At least we are better off than Mississippi and Alabama

Henneberger testifyingWatch my testimony before the Subcommittee on Housing and Community Opportunity of the House Financial Service Committee, or, better yet, watch the testimony of the panel of housing advocates from all the Gulf Coast states.

I was invited to Washington to testify on May 8 before the Subcommittee on Housing and Community Opportunity of the House Financial Services Committee at a hearing titled “Emergency CDBG Funds in the Gulf Coast: Uses, Challenges, and Lessons for the Future”.

I was the last panelist on a panel of housing advocates from Alabama, Louisiana, Mississippi and Texas. As I sat at the witness table before the committee listening to my colleagues from other states review a litany of civil rights violations and maladministration that characterize their state’s management of emergency housing relief for victims of Hurricanes Katrina and Rita I gained new appreciation for the fact that Texas has charted a better course.

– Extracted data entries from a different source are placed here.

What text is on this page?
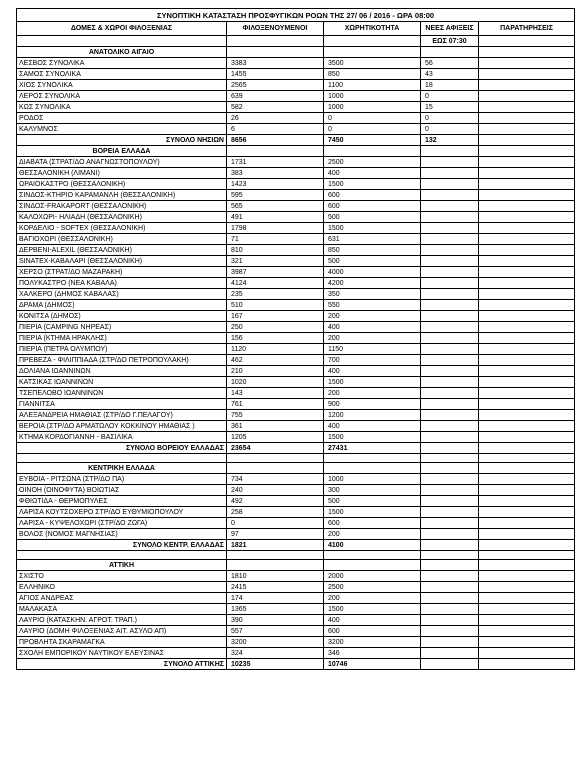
ΣΥΝΟΠΤΙΚΗ ΚΑΤΑΣΤΑΣΗ ΠΡΟΣΦΥΓΙΚΩΝ ΡΟΩΝ ΤΗΣ 27/ 06 / 2016 - ΩΡΑ 08:00				
ΔΟΜΕΣ & ΧΩΡΟΙ ΦΙΛΟΞΕΝΙΑΣ	ΦΙΛΟΞΕΝΟΥΜΕΝΟΙ	ΧΩΡΗΤΙΚΟΤΗΤΑ	ΝΕΕΣ ΑΦΙΞΕΙΣ	ΠΑΡΑΤΗΡΗΣΕΙΣ
			ΕΩΣ 07:30	
ΑΝΑΤΟΛΙΚΟ ΑΙΓΑΙΟ				
ΛΕΣΒΟΣ ΣΥΝΟΛΙΚΑ	3383	3500	56	
ΣΑΜΟΣ ΣΥΝΟΛΙΚΑ	1455	850	43	
ΧΙΟΣ ΣΥΝΟΛΙΚΑ	2565	1100	18	
ΛΕΡΟΣ ΣΥΝΟΛΙΚΑ	639	1000	0	
ΚΩΣ ΣΥΝΟΛΙΚΑ	582	1000	15	
ΡΟΔΟΣ	26	0	0	
ΚΑΛΥΜΝΟΣ	6	0	0	
ΣΥΝΟΛΟ ΝΗΣΙΩΝ	8656	7450	132	
ΒΟΡΕΙΑ ΕΛΛΑΔΑ				
ΔΙΑΒΑΤΑ (ΣΤΡΑΤ/ΔΟ ΑΝΑΓΝΩΣΤΟΠΟΥΛΟΥ)	1731	2500		
ΘΕΣΣΑΛΟΝΙΚΗ (ΛΙΜΑΝΙ)	383	400		
ΩΡΑΙΟΚΑΣΤΡΟ (ΘΕΣΣΑΛΟΝΙΚΗ)	1423	1500		
ΣΙΝΔΟΣ-ΚΤΗΡΙΟ ΚΑΡΑΜΑΝΛΗ (ΘΕΣΣΑΛΟΝΙΚΗ)	595	600		
ΣΙΝΔΟΣ-FRAKAPORT (ΘΕΣΣΑΛΟΝΙΚΗ)	565	600		
ΚΑΛΟΧΩΡΙ- ΗΛΙΑΔΗ (ΘΕΣΣΑΛΟΝΙΚΗ)	491	500		
ΚΟΡΔΕΛΙΟ - SOFTEX (ΘΕΣΣΑΛΟΝΙΚΗ)	1798	1500		
ΒΑΓΙΟΧΩΡΙ (ΘΕΣΣΑΛΟΝΙΚΗ)	71	631		
ΔΕΡΒΕΝΙ-ALEXIL (ΘΕΣΣΑΛΟΝΙΚΗ)	810	850		
SINATEX-ΚΑΒΑΛΑΡΙ (ΘΕΣΣΑΛΟΝΙΚΗ)	321	500		
ΧΕΡΣΟ (ΣΤΡΑΤ/ΔΟ ΜΑΖΑΡΑΚΗ)	3987	4000		
ΠΟΛΥΚΑΣΤΡΟ (ΝΕΑ ΚΑΒΑΛΑ)	4124	4200		
ΧΑΛΚΕΡΟ (ΔΗΜΟΣ ΚΑΒΑΛΑΣ)	235	350		
ΔΡΑΜΑ (ΔΗΜΟΣ)	510	550		
ΚΟΝΙΤΣΑ (ΔΗΜΟΣ)	167	200		
ΠΙΕΡΙΑ (CAMPING ΝΗΡΕΑΣ)	250	400		
ΠΙΕΡΙΑ (ΚΤΗΜΑ ΗΡΑΚΛΗΣ)	156	200		
ΠΙΕΡΙΑ (ΠΕΤΡΑ ΟΛΥΜΠΟΥ)	1120	1150		
ΠΡΕΒΕΖΑ - ΦΙΛΙΠΠΙΑΔΑ (ΣΤΡ/ΔΟ ΠΕΤΡΟΠΟΥΛΑΚΗ)	462	700		
ΔΟΛΙΑΝΑ ΙΩΑΝΝΙΝΩΝ	210	400		
ΚΑΤΣΙΚΑΣ ΙΩΑΝΝΙΝΩΝ	1020	1500		
ΤΣΕΠΕΛΟΒΟ ΙΩΑΝΝΙΝΩΝ	143	200		
ΓΙΑΝΝΙΤΣΑ	761	900		
ΑΛΕΞΑΝΔΡΕΙΑ ΗΜΑΘΙΑΣ (ΣΤΡ/ΔΟ Γ.ΠΕΛΑΓΟΥ)	755	1200		
ΒΕΡΟΙΑ (ΣΤΡ/ΔΟ ΑΡΜΑΤΩΛΟΥ ΚΟΚΚΙΝΟΥ ΗΜΑΘΙΑΣ )	361	400		
ΚΤΗΜΑ ΚΟΡΔΟΓΙΑΝΝΗ - ΒΑΣΙΛΙΚΑ	1205	1500		
ΣΥΝΟΛΟ ΒΟΡΕΙΟΥ ΕΛΛΑΔΑΣ	23654	27431		

ΚΕΝΤΡΙΚΗ ΕΛΛΑΔΑ				
ΕΥΒΟΙΑ - ΡΙΤΣΩΝΑ (ΣΤΡ/ΔΟ ΠΑ)	734	1000		
ΟΙΝΟΗ (ΟΙΝΟΦΥΤΑ) ΒΟΙΩΤΙΑΣ	240	300		
ΦΘΙΩΤΙΔΑ - ΘΕΡΜΟΠΥΛΕΣ	492	500		
ΛΑΡΙΣΑ ΚΟΥΤΣΟΧΕΡΟ ΣΤΡ/ΔΟ ΕΥΘΥΜΙΟΠΟΥΛΟΥ	258	1500		
ΛΑΡΙΣΑ - ΚΥΨΕΛΟΧΩΡΙ (ΣΤΡ/ΔΟ ΖΩΓΑ)	0	600		
ΒΟΛΟΣ (ΝΟΜΟΣ ΜΑΓΝΗΣΙΑΣ)	97	200		
ΣΥΝΟΛΟ ΚΕΝΤΡ. ΕΛΛΑΔΑΣ	1821	4100		

ΑΤΤΙΚΗ				
ΣΧΙΣΤΟ	1810	2000		
ΕΛΛΗΝΙΚΟ	2415	2500		
ΑΓΙΟΣ ΑΝΔΡΕΑΣ	174	200		
ΜΑΛΑΚΑΣΑ	1365	1500		
ΛΑΥΡΙΟ (ΚΑΤΑΣΚΗΝ. ΑΓΡΟΤ. ΤΡΑΠ.)	390	400		
ΛΑΥΡΙΟ (ΔΟΜΗ ΦΙΛΟΞΕΝΙΑΣ ΑΙΤ. ΑΣΥΛΟ ΑΠ)	557	600		
ΠΡΟΒΛΗΤΑ ΣΚΑΡΑΜΑΓΚΑ	3200	3200		
ΣΧΟΛΗ ΕΜΠΟΡΙΚΟΥ ΝΑΥΤΙΚΟΥ ΕΛΕΥΣΙΝΑΣ	324	346		
ΣΥΝΟΛΟ ΑΤΤΙΚΗΣ	10235	10746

Most egregious among the states is Mississippi. There $600 million of Community Development Block Grant funds, intended to aid low-income families whose homes were damaged or destroyed by Hurricane Katrina are being diverted to rebuild a port and to collaterally subsidize the construction of a luxury hotel and casino. While the state has been extremely generous with higher income homeowners, according to the advocates it has only provided assistance to a fraction of the low income African-American households devastated by Katrina and has helped very few renters. Committee chairwoman Maxine Waters vowed to do something to fix the problem in Mississippi.

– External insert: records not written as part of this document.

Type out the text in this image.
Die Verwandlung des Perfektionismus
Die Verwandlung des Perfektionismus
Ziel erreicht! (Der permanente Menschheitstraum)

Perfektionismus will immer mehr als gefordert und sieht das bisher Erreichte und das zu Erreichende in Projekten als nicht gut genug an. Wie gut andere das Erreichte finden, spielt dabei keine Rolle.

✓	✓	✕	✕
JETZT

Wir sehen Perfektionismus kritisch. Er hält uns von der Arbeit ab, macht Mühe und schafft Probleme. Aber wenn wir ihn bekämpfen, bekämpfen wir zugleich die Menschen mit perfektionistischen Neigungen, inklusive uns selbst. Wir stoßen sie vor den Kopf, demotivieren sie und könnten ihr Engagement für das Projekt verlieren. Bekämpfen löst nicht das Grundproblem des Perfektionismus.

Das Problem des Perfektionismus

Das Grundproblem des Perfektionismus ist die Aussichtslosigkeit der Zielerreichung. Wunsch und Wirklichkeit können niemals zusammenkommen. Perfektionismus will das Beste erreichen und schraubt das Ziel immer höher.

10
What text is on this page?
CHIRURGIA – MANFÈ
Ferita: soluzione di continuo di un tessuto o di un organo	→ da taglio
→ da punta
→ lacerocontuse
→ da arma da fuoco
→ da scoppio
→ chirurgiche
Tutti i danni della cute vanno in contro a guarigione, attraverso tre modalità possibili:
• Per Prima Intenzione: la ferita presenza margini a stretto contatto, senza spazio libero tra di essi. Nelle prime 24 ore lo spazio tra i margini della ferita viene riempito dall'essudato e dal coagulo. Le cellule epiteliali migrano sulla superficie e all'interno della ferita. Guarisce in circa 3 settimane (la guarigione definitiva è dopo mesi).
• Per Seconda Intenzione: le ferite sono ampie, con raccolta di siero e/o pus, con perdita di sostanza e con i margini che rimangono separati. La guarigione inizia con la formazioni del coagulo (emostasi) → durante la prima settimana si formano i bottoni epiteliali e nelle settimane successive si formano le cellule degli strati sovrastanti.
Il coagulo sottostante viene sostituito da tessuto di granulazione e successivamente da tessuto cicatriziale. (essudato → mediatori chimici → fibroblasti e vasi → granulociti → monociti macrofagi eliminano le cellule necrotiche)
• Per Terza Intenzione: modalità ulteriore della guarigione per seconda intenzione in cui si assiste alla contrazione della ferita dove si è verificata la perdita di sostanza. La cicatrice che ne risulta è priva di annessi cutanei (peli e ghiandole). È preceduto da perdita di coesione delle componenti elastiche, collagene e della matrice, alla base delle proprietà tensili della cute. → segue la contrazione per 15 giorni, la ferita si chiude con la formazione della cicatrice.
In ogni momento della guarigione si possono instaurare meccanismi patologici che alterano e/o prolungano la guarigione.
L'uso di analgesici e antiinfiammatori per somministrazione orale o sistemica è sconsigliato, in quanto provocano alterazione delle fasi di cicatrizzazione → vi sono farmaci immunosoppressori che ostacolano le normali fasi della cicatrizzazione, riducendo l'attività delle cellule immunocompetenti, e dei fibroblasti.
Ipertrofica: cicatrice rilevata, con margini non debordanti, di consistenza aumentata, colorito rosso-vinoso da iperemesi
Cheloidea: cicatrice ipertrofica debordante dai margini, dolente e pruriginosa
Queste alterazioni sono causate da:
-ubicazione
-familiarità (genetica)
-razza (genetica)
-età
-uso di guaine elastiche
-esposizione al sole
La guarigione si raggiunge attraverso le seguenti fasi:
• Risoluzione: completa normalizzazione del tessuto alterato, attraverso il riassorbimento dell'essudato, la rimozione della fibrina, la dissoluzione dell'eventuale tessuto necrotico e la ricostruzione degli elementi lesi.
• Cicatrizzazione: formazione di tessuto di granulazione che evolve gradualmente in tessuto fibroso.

Alabama, like Texas, relied on local government agencies to distribute housing assistance. According to Alabama Arise, the advocates on the ground, at least one low income African-American community was told incorrectly that it was “not eligible” for assistance by local administrating agencies

The size and the scope of the problems that have beset Louisiana’s efforts to rebuild housing for low income people have been well chronicled. The bottom line is that the money is not getting to the people who need it and rebuilding in not taking place at the pace needed.

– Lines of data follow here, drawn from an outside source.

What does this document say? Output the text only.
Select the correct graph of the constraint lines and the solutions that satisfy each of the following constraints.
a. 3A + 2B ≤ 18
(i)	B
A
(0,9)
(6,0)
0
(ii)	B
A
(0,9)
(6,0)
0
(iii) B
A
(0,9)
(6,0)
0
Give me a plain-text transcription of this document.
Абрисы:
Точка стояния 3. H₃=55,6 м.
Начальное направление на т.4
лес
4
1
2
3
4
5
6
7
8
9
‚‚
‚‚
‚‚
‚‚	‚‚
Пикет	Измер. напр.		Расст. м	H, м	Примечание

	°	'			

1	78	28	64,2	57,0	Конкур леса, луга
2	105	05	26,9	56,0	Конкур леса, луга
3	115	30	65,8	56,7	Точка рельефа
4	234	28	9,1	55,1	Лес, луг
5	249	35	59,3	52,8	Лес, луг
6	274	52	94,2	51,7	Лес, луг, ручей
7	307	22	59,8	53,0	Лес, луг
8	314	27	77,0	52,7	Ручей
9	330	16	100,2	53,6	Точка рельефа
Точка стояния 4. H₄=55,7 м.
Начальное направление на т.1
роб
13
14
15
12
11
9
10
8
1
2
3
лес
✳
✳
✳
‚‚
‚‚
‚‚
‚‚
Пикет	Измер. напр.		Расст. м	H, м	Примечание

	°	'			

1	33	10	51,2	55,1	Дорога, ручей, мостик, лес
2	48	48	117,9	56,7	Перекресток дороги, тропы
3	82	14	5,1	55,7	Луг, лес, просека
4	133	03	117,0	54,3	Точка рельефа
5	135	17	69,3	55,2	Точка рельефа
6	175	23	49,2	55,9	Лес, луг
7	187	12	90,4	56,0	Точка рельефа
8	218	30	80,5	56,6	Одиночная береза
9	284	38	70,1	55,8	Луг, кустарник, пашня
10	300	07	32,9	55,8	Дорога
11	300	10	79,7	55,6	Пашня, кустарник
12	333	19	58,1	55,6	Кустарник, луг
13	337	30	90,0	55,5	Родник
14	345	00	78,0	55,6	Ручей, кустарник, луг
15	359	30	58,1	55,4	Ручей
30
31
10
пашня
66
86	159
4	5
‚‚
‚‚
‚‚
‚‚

While Texas faces huge problems with its efforts to help low income people left homeless by Hurricane Rita the State has, through trial and error, crafted a much more responsible approach than these other states. All of the federal funds are earmarked for critical government infrastructure and for housing. (Whether the government infrastructure is truly “critical” will be a subject of a future posting here). None of the funding is being siphoned away for private port facilities and the like. All of the housing funds will be spent to assist families below 80% of median family income and the bulk of funds will be spent to house families at far lower income levels. There is no two-tier homeowner assistance program, one for the rich and middle class and the other for the poor, as in Mississippi. And finally, based on the profile of applications that have been submitted to the state, a very high proportion of the families receiving housing assistance will be African-Americans. The advocates from the other states all felt that there were significant civil rights and fair housing violations occurring as funds were directed this proportionally to white families. That will not happen in Texas.

Since the first days following the hurricanes we at TxLIHIS have been working with TDHCA to ensure that those with the greatest needs, especially the poor and the elderly, get the help that they need. While the State did not immediately embrace all of our recommendations, after the experience of an initial round of housing assistance that did not go too well, the State has largely come around to embrace the principles we articulated from the beginning.

This is not to say that Texas adopted precisely the program that we first recommended. Initially we advocated a direct payment program to people whose homes were destroyed. The State opted eventually for a program through which the State would directly oversee the rehabilitation or reconstruction of homes — acting a the “middle man” between homeowners and contractors. The State’s approach in many respects is superior to our initial idea. Given the difficulty of hiring contractors, ensuring the quality of their work and holding them accountable, it is better to have the State overseeing the contracting rather than to place the responsibility on elderly or low income homeowners.

Yet, in other regards the State’s approach presents other challenges. Given the extremely low levels of public assistance available to rebuild houses ($65,000-$75,000 maximum) how does the State produce houses of sufficiently high quality and avoid a sterile and homogeneous appearance? How does the State logistically manage 4,000 clients, each with unique needs? Despite these challenges I admire the State for being willing to take them on.

Tomorrow I will post the recommendations I presented to the House committee in my testimony. In future postings I’ll expand upon the challenges Texas faces in implementing its disaster home rebuilding program.

But it was a nice feeling as a witness before a congressional committee last month to be able to testify that my State was honestly trying to do the right thing for its low income citizens.